Summing up, Smart Corpus has two GUIs to access data: the HTML GUI and the GraphQL interface. The HTML GUI is described in Section 3.5.1, while the GraphQL interface is described in Section 3.5.2. The GraphQL interface gives blockchain researchers the ability to request for exactly what they need. The user can directly access the results via GraphQL interface, as shown in Figure 6.

Unlike the existing repositories (see Section 2.3.2) which make available the source code in a laborious way, Smart Corpus instead made this task easier and faster. Indeed, one of the advantages of using Smart Corpus lies in the fact that it can reduce the costs in performing the smart-contract static analysis. For example, it can be used to easily analyze design and programming patterns for the smart-contract programming language.

Even though the Smart Corpus service has been working for a few months and has not been advertised yet, it has already collected 30K smart contracts, thus providing an interesting and helpful future venue for researchers and software developers interested in the blockchain. Moreover, Smart Corpus allows for analysis of how industry companies use the Solidity programming language to solve concrete problems in different application areas, such as healthcare, insurance, transportation, government, entertainment and energy.

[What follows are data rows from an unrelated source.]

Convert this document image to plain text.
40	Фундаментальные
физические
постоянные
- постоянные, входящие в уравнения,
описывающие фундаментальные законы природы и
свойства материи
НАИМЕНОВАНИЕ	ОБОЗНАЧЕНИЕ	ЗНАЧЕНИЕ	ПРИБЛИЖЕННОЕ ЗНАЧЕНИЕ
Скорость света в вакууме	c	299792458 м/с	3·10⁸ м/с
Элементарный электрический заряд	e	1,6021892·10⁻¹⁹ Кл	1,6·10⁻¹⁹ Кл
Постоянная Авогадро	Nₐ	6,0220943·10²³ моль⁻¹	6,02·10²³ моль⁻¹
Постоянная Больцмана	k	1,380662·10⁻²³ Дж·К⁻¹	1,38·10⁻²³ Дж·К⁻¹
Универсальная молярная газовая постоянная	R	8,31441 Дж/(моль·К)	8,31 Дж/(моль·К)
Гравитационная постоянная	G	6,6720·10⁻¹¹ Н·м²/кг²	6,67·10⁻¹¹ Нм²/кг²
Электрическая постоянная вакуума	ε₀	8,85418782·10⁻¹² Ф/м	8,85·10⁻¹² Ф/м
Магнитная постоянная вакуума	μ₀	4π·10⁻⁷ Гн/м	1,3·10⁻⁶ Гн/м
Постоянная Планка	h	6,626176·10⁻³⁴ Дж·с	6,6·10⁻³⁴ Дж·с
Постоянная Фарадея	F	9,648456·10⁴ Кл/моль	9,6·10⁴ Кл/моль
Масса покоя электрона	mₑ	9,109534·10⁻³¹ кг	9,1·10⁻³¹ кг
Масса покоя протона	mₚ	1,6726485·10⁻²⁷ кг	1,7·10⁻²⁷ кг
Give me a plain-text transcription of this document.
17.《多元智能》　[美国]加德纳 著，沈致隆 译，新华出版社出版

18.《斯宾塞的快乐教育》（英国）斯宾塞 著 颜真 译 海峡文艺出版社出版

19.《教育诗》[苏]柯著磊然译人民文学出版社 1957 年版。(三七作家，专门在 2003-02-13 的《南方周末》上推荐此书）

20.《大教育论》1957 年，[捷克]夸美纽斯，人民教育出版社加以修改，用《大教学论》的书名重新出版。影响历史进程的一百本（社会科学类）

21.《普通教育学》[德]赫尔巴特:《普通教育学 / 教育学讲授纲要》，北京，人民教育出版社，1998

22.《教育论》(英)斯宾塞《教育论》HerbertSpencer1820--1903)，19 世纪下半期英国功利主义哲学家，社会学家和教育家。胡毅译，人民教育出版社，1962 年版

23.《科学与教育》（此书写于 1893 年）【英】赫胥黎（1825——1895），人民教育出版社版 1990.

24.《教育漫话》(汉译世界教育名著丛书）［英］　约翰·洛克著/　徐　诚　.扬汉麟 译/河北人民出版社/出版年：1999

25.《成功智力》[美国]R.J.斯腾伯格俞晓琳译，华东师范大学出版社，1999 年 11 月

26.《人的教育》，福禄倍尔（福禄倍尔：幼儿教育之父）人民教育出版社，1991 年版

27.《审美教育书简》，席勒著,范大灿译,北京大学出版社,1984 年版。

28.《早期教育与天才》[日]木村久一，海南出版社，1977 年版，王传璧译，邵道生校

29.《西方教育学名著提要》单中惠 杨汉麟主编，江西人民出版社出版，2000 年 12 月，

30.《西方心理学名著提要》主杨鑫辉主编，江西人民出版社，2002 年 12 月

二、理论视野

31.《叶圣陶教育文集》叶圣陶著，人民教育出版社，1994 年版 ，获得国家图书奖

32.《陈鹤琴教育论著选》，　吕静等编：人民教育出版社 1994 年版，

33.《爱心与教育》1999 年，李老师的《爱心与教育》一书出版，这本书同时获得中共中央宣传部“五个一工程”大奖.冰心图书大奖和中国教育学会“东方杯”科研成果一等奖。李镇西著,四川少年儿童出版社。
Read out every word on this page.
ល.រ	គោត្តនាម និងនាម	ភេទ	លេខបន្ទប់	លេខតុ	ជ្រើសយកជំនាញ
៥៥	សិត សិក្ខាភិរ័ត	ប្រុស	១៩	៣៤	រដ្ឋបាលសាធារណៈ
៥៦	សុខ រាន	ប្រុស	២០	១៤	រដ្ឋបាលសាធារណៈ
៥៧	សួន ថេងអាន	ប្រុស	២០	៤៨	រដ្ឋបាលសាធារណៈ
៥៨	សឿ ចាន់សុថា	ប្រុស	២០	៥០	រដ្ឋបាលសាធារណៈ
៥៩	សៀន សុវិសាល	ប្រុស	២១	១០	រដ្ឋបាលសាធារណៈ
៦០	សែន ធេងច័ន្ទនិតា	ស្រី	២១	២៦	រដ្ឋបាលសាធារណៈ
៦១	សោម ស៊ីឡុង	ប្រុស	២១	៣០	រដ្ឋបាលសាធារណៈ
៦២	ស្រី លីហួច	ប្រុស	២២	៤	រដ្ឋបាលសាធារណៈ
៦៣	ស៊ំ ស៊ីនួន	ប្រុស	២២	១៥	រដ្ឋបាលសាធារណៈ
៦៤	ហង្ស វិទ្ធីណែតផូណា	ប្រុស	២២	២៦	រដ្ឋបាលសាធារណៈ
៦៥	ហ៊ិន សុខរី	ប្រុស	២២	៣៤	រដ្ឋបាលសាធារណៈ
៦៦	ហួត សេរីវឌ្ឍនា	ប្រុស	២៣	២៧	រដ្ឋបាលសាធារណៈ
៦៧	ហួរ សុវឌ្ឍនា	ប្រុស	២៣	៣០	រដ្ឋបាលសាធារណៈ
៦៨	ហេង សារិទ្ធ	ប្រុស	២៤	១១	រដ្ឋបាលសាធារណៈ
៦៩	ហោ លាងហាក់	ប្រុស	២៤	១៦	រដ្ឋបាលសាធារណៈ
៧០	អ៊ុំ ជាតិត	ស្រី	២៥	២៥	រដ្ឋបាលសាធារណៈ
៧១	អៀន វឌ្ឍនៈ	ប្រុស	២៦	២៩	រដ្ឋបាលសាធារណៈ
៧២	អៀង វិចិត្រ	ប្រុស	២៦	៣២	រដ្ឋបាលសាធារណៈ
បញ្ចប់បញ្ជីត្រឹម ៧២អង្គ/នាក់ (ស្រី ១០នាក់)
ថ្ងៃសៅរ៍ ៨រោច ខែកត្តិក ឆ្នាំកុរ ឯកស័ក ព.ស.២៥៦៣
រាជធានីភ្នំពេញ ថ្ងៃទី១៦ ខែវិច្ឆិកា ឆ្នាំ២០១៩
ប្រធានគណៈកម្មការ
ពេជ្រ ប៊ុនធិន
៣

5. Conclusions and Future Works

In this paper, we described the Smart Corpus project, an effort to bring smart-contract data (source codes, ABIs and byte codes) to the hands of the research community, providing help to reproducible research and a less time-consuming way to gather data and to perform static analysis. The project has already stored several megabytes of data, which correspond to about thirty thousand smart contracts. This work corresponds to 10 months of data retrieving that are made available to the blockchain scientific community and blockchain developers in a few seconds. The Smart Corpus data set has strong potential to provide an interesting venue for research in many software engineering areas, including but not limited to the best practices for Solidity software development, distributed collaboration, and code paternity and attribution. The Smart Corpus project is in its initial stage of development, but it can already provide useful insight for researchers on smart contracts’ coding and everyday use in the blockchain. The corpus will continue to be expanded in content and in the provision of intrinsic and extrinsic metrics, thus becoming more and more representative of the Solidity code actually used in the blockchain community.